Contribuyó al deseo con su silencio, pero la mirada no la había separado de aquella maravilla de mujer. A través de la manta intuía las líneas de su anatomía. Su olor había impregnado el espacio que compartían, identificó la colonia, era la que él regalaba cada año a su madre, el día de su cumpleaños. Se sentía seducido. Había escuchado su lento respirar. Observaba su pecho como subía y bajaba, de forma rítmica, se sentía orgulloso de que su entorno estuviera decorado por aquella realidad, tan próxima y no sabía si lejana, o no, todo era posible. Admiró su inmovilidad total, durante largas horas, seguramente se habría dormido, el compás de su respiración así lo delataba.
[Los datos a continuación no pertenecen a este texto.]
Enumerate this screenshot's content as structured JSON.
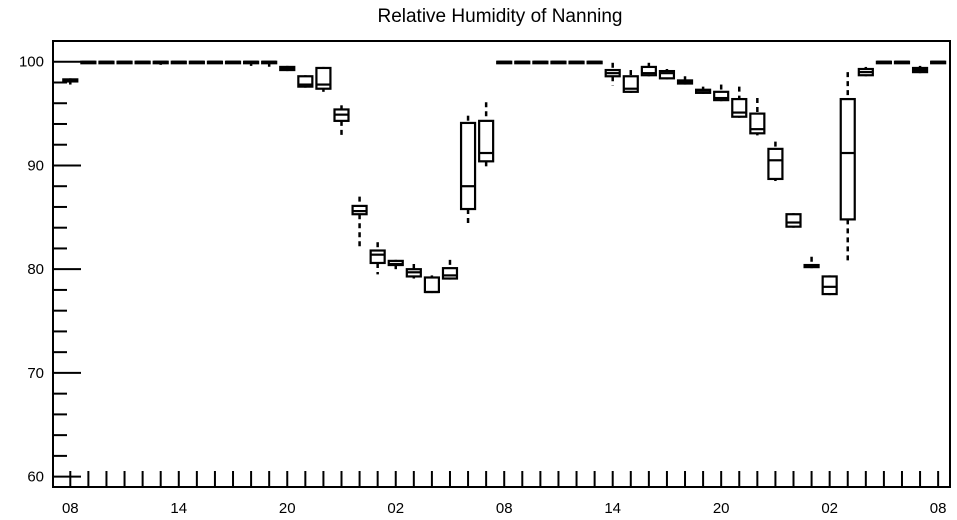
{
  "chart_data": {
    "type": "box",
    "title": "Relative Humidity of Nanning",
    "xlabel": "",
    "ylabel": "",
    "ylim": [
      59,
      102
    ],
    "y_ticks": [
      60,
      70,
      80,
      90,
      100
    ],
    "x_ticks": [
      "08",
      "14",
      "20",
      "02",
      "08",
      "14",
      "20",
      "02",
      "08"
    ],
    "x_tick_index": [
      0,
      6,
      12,
      18,
      24,
      30,
      36,
      42,
      48
    ],
    "n_slots": 49,
    "grid": false,
    "boxes": [
      {
        "i": 0,
        "min": 97.8,
        "q1": 98.1,
        "med": 98.2,
        "q3": 98.3,
        "max": 98.4
      },
      {
        "i": 1,
        "min": 100,
        "q1": 100,
        "med": 100,
        "q3": 100,
        "max": 100
      },
      {
        "i": 2,
        "min": 100,
        "q1": 100,
        "med": 100,
        "q3": 100,
        "max": 100
      },
      {
        "i": 3,
        "min": 100,
        "q1": 100,
        "med": 100,
        "q3": 100,
        "max": 100
      },
      {
        "i": 4,
        "min": 100,
        "q1": 100,
        "med": 100,
        "q3": 100,
        "max": 100
      },
      {
        "i": 5,
        "min": 99.7,
        "q1": 100,
        "med": 100,
        "q3": 100,
        "max": 100
      },
      {
        "i": 6,
        "min": 100,
        "q1": 100,
        "med": 100,
        "q3": 100,
        "max": 100
      },
      {
        "i": 7,
        "min": 100,
        "q1": 100,
        "med": 100,
        "q3": 100,
        "max": 100
      },
      {
        "i": 8,
        "min": 100,
        "q1": 100,
        "med": 100,
        "q3": 100,
        "max": 100
      },
      {
        "i": 9,
        "min": 100,
        "q1": 100,
        "med": 100,
        "q3": 100,
        "max": 100
      },
      {
        "i": 10,
        "min": 99.6,
        "q1": 100,
        "med": 100,
        "q3": 100,
        "max": 100
      },
      {
        "i": 11,
        "min": 99.4,
        "q1": 100,
        "med": 100,
        "q3": 100,
        "max": 100
      },
      {
        "i": 12,
        "min": 99.1,
        "q1": 99.2,
        "med": 99.3,
        "q3": 99.5,
        "max": 99.6
      },
      {
        "i": 13,
        "min": 97.5,
        "q1": 97.6,
        "med": 97.8,
        "q3": 98.6,
        "max": 98.7
      },
      {
        "i": 14,
        "min": 97.1,
        "q1": 97.4,
        "med": 97.8,
        "q3": 99.4,
        "max": 99.5
      },
      {
        "i": 15,
        "min": 92.6,
        "q1": 94.3,
        "med": 94.9,
        "q3": 95.4,
        "max": 95.8
      },
      {
        "i": 16,
        "min": 82.0,
        "q1": 85.3,
        "med": 85.6,
        "q3": 86.1,
        "max": 87.0
      },
      {
        "i": 17,
        "min": 79.5,
        "q1": 80.6,
        "med": 81.4,
        "q3": 81.8,
        "max": 82.6
      },
      {
        "i": 18,
        "min": 80.0,
        "q1": 80.4,
        "med": 80.5,
        "q3": 80.8,
        "max": 80.9
      },
      {
        "i": 19,
        "min": 79.1,
        "q1": 79.3,
        "med": 79.7,
        "q3": 80.0,
        "max": 80.5
      },
      {
        "i": 20,
        "min": 77.7,
        "q1": 77.8,
        "med": 77.8,
        "q3": 79.2,
        "max": 79.4
      },
      {
        "i": 21,
        "min": 79.0,
        "q1": 79.1,
        "med": 79.4,
        "q3": 80.1,
        "max": 80.9
      },
      {
        "i": 22,
        "min": 84.1,
        "q1": 85.8,
        "med": 88.0,
        "q3": 94.1,
        "max": 94.8
      },
      {
        "i": 23,
        "min": 89.9,
        "q1": 90.4,
        "med": 91.2,
        "q3": 94.3,
        "max": 96.1
      },
      {
        "i": 24,
        "min": 99.8,
        "q1": 99.9,
        "med": 100,
        "q3": 100,
        "max": 100
      },
      {
        "i": 25,
        "min": 100,
        "q1": 100,
        "med": 100,
        "q3": 100,
        "max": 100
      },
      {
        "i": 26,
        "min": 100,
        "q1": 100,
        "med": 100,
        "q3": 100,
        "max": 100
      },
      {
        "i": 27,
        "min": 100,
        "q1": 100,
        "med": 100,
        "q3": 100,
        "max": 100
      },
      {
        "i": 28,
        "min": 100,
        "q1": 100,
        "med": 100,
        "q3": 100,
        "max": 100
      },
      {
        "i": 29,
        "min": 100,
        "q1": 100,
        "med": 100,
        "q3": 100,
        "max": 100
      },
      {
        "i": 30,
        "min": 97.7,
        "q1": 98.6,
        "med": 98.9,
        "q3": 99.2,
        "max": 99.9
      },
      {
        "i": 31,
        "min": 97.0,
        "q1": 97.1,
        "med": 97.4,
        "q3": 98.6,
        "max": 99.2
      },
      {
        "i": 32,
        "min": 98.6,
        "q1": 98.7,
        "med": 98.9,
        "q3": 99.5,
        "max": 99.9
      },
      {
        "i": 33,
        "min": 98.3,
        "q1": 98.4,
        "med": 98.9,
        "q3": 99.1,
        "max": 99.3
      },
      {
        "i": 34,
        "min": 97.8,
        "q1": 97.9,
        "med": 98.1,
        "q3": 98.2,
        "max": 98.6
      },
      {
        "i": 35,
        "min": 96.9,
        "q1": 97.0,
        "med": 97.2,
        "q3": 97.3,
        "max": 97.6
      },
      {
        "i": 36,
        "min": 96.2,
        "q1": 96.3,
        "med": 96.5,
        "q3": 97.1,
        "max": 97.8
      },
      {
        "i": 37,
        "min": 94.6,
        "q1": 94.7,
        "med": 95.1,
        "q3": 96.4,
        "max": 97.6
      },
      {
        "i": 38,
        "min": 92.9,
        "q1": 93.1,
        "med": 93.5,
        "q3": 95.0,
        "max": 96.5
      },
      {
        "i": 39,
        "min": 88.5,
        "q1": 88.7,
        "med": 90.5,
        "q3": 91.6,
        "max": 92.3
      },
      {
        "i": 40,
        "min": 84.0,
        "q1": 84.1,
        "med": 84.5,
        "q3": 85.3,
        "max": 85.4
      },
      {
        "i": 41,
        "min": 80.1,
        "q1": 80.2,
        "med": 80.3,
        "q3": 80.4,
        "max": 81.2
      },
      {
        "i": 42,
        "min": 77.5,
        "q1": 77.6,
        "med": 78.3,
        "q3": 79.3,
        "max": 79.4
      },
      {
        "i": 43,
        "min": 80.6,
        "q1": 84.8,
        "med": 91.2,
        "q3": 96.4,
        "max": 99.0
      },
      {
        "i": 44,
        "min": 98.6,
        "q1": 98.7,
        "med": 99.0,
        "q3": 99.3,
        "max": 99.5
      },
      {
        "i": 45,
        "min": 100,
        "q1": 100,
        "med": 100,
        "q3": 100,
        "max": 100
      },
      {
        "i": 46,
        "min": 100,
        "q1": 100,
        "med": 100,
        "q3": 100,
        "max": 100
      },
      {
        "i": 47,
        "min": 98.9,
        "q1": 99.0,
        "med": 99.2,
        "q3": 99.4,
        "max": 99.6
      },
      {
        "i": 48,
        "min": 99.8,
        "q1": 99.9,
        "med": 100,
        "q3": 100,
        "max": 100
      }
    ]
  }
}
Lo que no conocía era su nombre, no estaba escrito en el tarjetón, en el que rogaba respeto a su silencio, al menos en la parte que no quedaba oculta por su brazo. En el brazo destacaba la serpiente de ojos verdes y lengua roja que deseó acariciar en muchos momentos. Lo hizo mentalmente. Llegó a sentir la frialdad de la víbora. Sintió envidia de ella.
Cuándo la vio bajar del avión, sin que antes le hubiera dirigido ni una sonrisa de despedida, valoró la mirada que entrecruzaron, suponía que era un gesto de reconocimiento, por el respeto a su descanso. En su mente, se enredó un sueño, siempre necesitaba que un deseo marcara sus días, si le faltaba, se sentía un ser errático entre las multitudes, tanto si la vida fluye, como si está destruida y oculta por la tragedia.
Un nuevo encuentro con aquel ser idílico podía ser su nuevo aliciente. El futuro seguiría siendo incierto, pero no sería un problema por resolver, iba más allá, era un enigma que tendría que ser descifrado.
Aún no estaba resuelto. Tendría que volver, pero a dónde.